Rosie is a young working Cocker spaniel who enjoys life on the farm, but one summer’s evening her exploits resulted in an emergency out of hour’s visit to the vets. She had run off for an hour, and came back looking really sorry for herself. Her head was held low, she was really quiet for a young dog and was drooling. She wouldn't take any food, and most worrying for her owner was the colour of her mouth – her tongue was a deep red whilst her gums were dark grey.

Once examined at the practice, it was obvious that she was quiet, and her mouth was really tender. Her belly was also uncomfortable, but the rest of her examination didn't give any further clues. It was concluded that with her escaping through the farm and the appearance of some nasty mouth ulcers, she must have tried to drink a toxic chemical substance, such as white spirit, probably mistaking it for water on a hot evening.
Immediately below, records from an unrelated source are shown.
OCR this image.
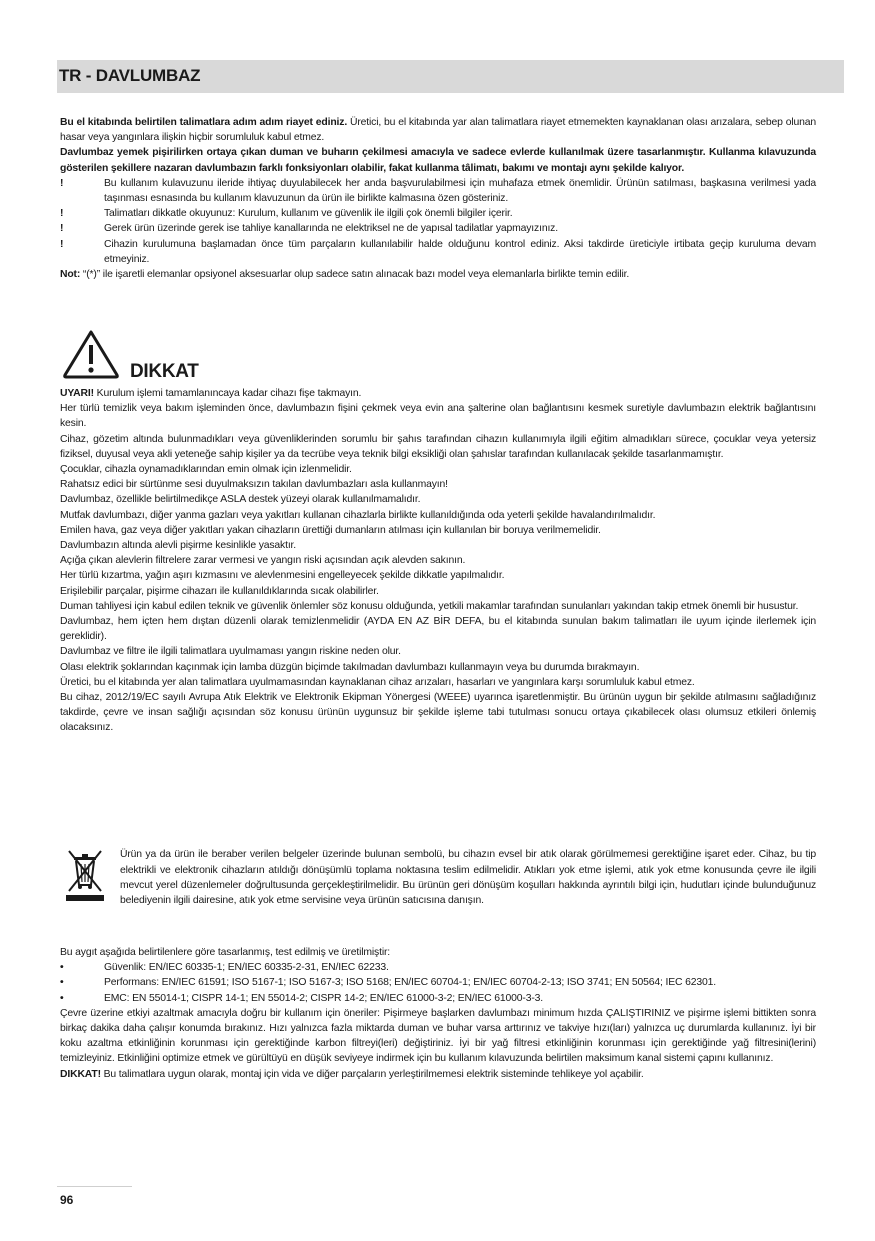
TR - DAVLUMBAZ

Bu el kitabında belirtilen talimatlara adım adım riayet ediniz. Üretici, bu el kitabında yar alan talimatlara riayet etmemekten kaynaklanan olası arızalara, sebep olunan hasar veya yangınlara ilişkin hiçbir sorumluluk kabul etmez.

Davlumbaz yemek pişirilirken ortaya çıkan duman ve buharın çekilmesi amacıyla ve sadece evlerde kullanılmak üzere tasarlanmıştır. Kullanma kılavuzunda gösterilen şekillere nazaran davlumbazın farklı fonksiyonları olabilir, fakat kullanma tâlimatı, bakımı ve montajı aynı şekilde kalıyor.

!	Bu kullanım kulavuzunu ileride ihtiyaç duyulabilecek her anda başvurulabilmesi için muhafaza etmek önemlidir. Ürünün satılması, başkasına verilmesi yada taşınması esnasında bu kullanım klavuzunun da ürün ile birlikte kalmasına özen gösteriniz.
!	Talimatları dikkatle okuyunuz: Kurulum, kullanım ve güvenlik ile ilgili çok önemli bilgiler içerir.
!	Gerek ürün üzerinde gerek ise tahliye kanallarında ne elektriksel ne de yapısal tadilatlar yapmayızınız.
!	Cihazin kurulumuna başlamadan önce tüm parçaların kullanılabilir halde olduğunu kontrol ediniz. Aksi takdirde üreticiyle irtibata geçip kuruluma devam etmeyiniz.

Not: “(*)” ile işaretli elemanlar opsiyonel aksesuarlar olup sadece satın alınacak bazı model veya elemanlarla birlikte temin edilir.

DIKKAT

UYARI! Kurulum işlemi tamamlanıncaya kadar cihazı fişe takmayın.

Her türlü temizlik veya bakım işleminden önce, davlumbazın fişini çekmek veya evin ana şalterine olan bağlantısını kesmek suretiyle davlumbazın elektrik bağlantısını kesin.

Cihaz, gözetim altında bulunmadıkları veya güvenliklerinden sorumlu bir şahıs tarafından cihazın kullanımıyla ilgili eğitim almadıkları sürece, çocuklar veya yetersiz fiziksel, duyusal veya akli yeteneğe sahip kişiler ya da tecrübe veya teknik bilgi eksikliği olan şahıslar tarafından kullanılacak şekilde tasarlanmamıştır.

Çocuklar, cihazla oynamadıklarından emin olmak için izlenmelidir.

Rahatsız edici bir sürtünme sesi duyulmaksızın takılan davlumbazları asla kullanmayın!

Davlumbaz, özellikle belirtilmedikçe ASLA destek yüzeyi olarak kullanılmamalıdır.

Mutfak davlumbazı, diğer yanma gazları veya yakıtları kullanan cihazlarla birlikte kullanıldığında oda yeterli şekilde havalandırılmalıdır.

Emilen hava, gaz veya diğer yakıtları yakan cihazların ürettiği dumanların atılması için kullanılan bir boruya verilmemelidir.

Davlumbazın altında alevli pişirme kesinlikle yasaktır.

Açığa çıkan alevlerin filtrelere zarar vermesi ve yangın riski açısından açık alevden sakının.

Her türlü kızartma, yağın aşırı kızmasını ve alevlenmesini engelleyecek şekilde dikkatle yapılmalıdır.

Erişilebilir parçalar, pişirme cihazarı ile kullanıldıklarında sıcak olabilirler.

Duman tahliyesi için kabul edilen teknik ve güvenlik önlemler söz konusu olduğunda, yetkili makamlar tarafından sunulanları yakından takip etmek önemli bir husustur.

Davlumbaz, hem içten hem dıştan düzenli olarak temizlenmelidir (AYDA EN AZ BİR DEFA, bu el kitabında sunulan bakım talimatları ile uyum içinde ilerlemek için gereklidir).

Davlumbaz ve filtre ile ilgili talimatlara uyulmaması yangın riskine neden olur.

Olası elektrik şoklarından kaçınmak için lamba düzgün biçimde takılmadan davlumbazı kullanmayın veya bu durumda bırakmayın.

Üretici, bu el kitabında yer alan talimatlara uyulmamasından kaynaklanan cihaz arızaları, hasarları ve yangınlara karşı sorumluluk kabul etmez.

Bu cihaz, 2012/19/EC sayılı Avrupa Atık Elektrik ve Elektronik Ekipman Yönergesi (WEEE) uyarınca işaretlenmiştir. Bu ürünün uygun bir şekilde atılmasını sağladığınız takdirde, çevre ve insan sağlığı açısından söz konusu ürünün uygunsuz bir şekilde işleme tabi tutulması sonucu ortaya çıkabilecek olası olumsuz etkileri önlemiş olacaksınız.

Ürün ya da ürün ile beraber verilen belgeler üzerinde bulunan sembolü, bu cihazın evsel bir atık olarak görülmemesi gerektiğine işaret eder. Cihaz, bu tip elektrikli ve elektronik cihazların atıldığı dönüşümlü toplama noktasına teslim edilmelidir. Atıkları yok etme işlemi, atık yok etme konusunda çevre ile ilgili mevcut yerel düzenlemeler doğrultusunda gerçekleştirilmelidir. Bu ürünün geri dönüşüm koşulları hakkında ayrıntılı bilgi için, hudutları içinde bulunduğunuz belediyenin ilgili dairesine, atık yok etme servisine veya ürünün satıcısına danışın.

Bu aygıt aşağıda belirtilenlere göre tasarlanmış, test edilmiş ve üretilmiştir:

•	Güvenlik: EN/IEC 60335-1; EN/IEC 60335-2-31, EN/IEC 62233.
•	Performans: EN/IEC 61591; ISO 5167-1; ISO 5167-3; ISO 5168; EN/IEC 60704-1; EN/IEC 60704-2-13; ISO 3741; EN 50564; IEC 62301.
•	EMC: EN 55014-1; CISPR 14-1; EN 55014-2; CISPR 14-2; EN/IEC 61000-3-2; EN/IEC 61000-3-3.

Çevre üzerine etkiyi azaltmak amacıyla doğru bir kullanım için öneriler: Pişirmeye başlarken davlumbazı minimum hızda ÇALIŞTIRINIZ ve pişirme işlemi bittikten sonra birkaç dakika daha çalışır konumda bırakınız. Hızı yalnızca fazla miktarda duman ve buhar varsa arttırınız ve takviye hızı(ları) yalnızca uç durumlarda kullanınız. İyi bir koku azaltma etkinliğinin korunması için gerektiğinde karbon filtreyi(leri) değiştiriniz. İyi bir yağ filtresi etkinliğinin korunması için gerektiğinde yağ filtresini(lerini) temizleyiniz. Etkinliğini optimize etmek ve gürültüyü en düşük seviyeye indirmek için bu kullanım kılavuzunda belirtilen maksimum kanal sistemi çapını kullanınız.

DIKKAT! Bu talimatlara uygun olarak, montaj için vida ve diğer parçaların yerleştirilmemesi elektrik sisteminde tehlikeye yol açabilir.

96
Rosie was given pain relief and a medication to protect her stomach, whilst her mouth was rinsed out with cold water. She was also given some charcoal liquid to take into her mouth to absorb any toxins, although she really did not want to swallow. She was then well enough to go home for observations that evening, and revisited the practice the following day. Rosie was definitely brighter but she had not touched any food or even drank a sip of water – her owner had instead syringed a small amount into her mouth every so often. Further medication was given and Rosie’s owner was to continue syringing water and tempting to her eat until she returned in 48 hours. If she had not used her mouth by this point she would need some help to take in some nutrition.

Unfortunately although she was much more like her normal self, Rosie still would not eat or drink, so she needed a feeding tube to be placed. This procedure is performed under anaesthesia, and a plastic tube is placed into her oesophagus, or gullet. An entry port to deliver food and water via the tube into her stomach was held in position by a stitch, tape and dressing, to the side of her neck.

Rosie’s owner was dedicated to her needs and provided her with regular feeds of high calorie soft food mixed with water whilst at home. One week on and on her return to the practice she was really bright and her mouth was healing, becoming a more normal pink colour. She still would not eat of her own accord, but by the second week Rosie started to show an interest and gently picked up some soft food with her mouth and swallowed delicately.

At the end of the second week Rosie was back to normal meals and her feeding tube hadn't been used for a few days, so it was able to be easily removed during the check-up consultation. She took a while to get used to lapping at her water bowl, perhaps because it reminded her of how she became injured, but after adding a small amount of milk to her water to make it less clear, she was gradually eased back into her normal routine. Now Rosie is able to eat and drink with her mouth completely pain free, but we hope she is more wary of puddles.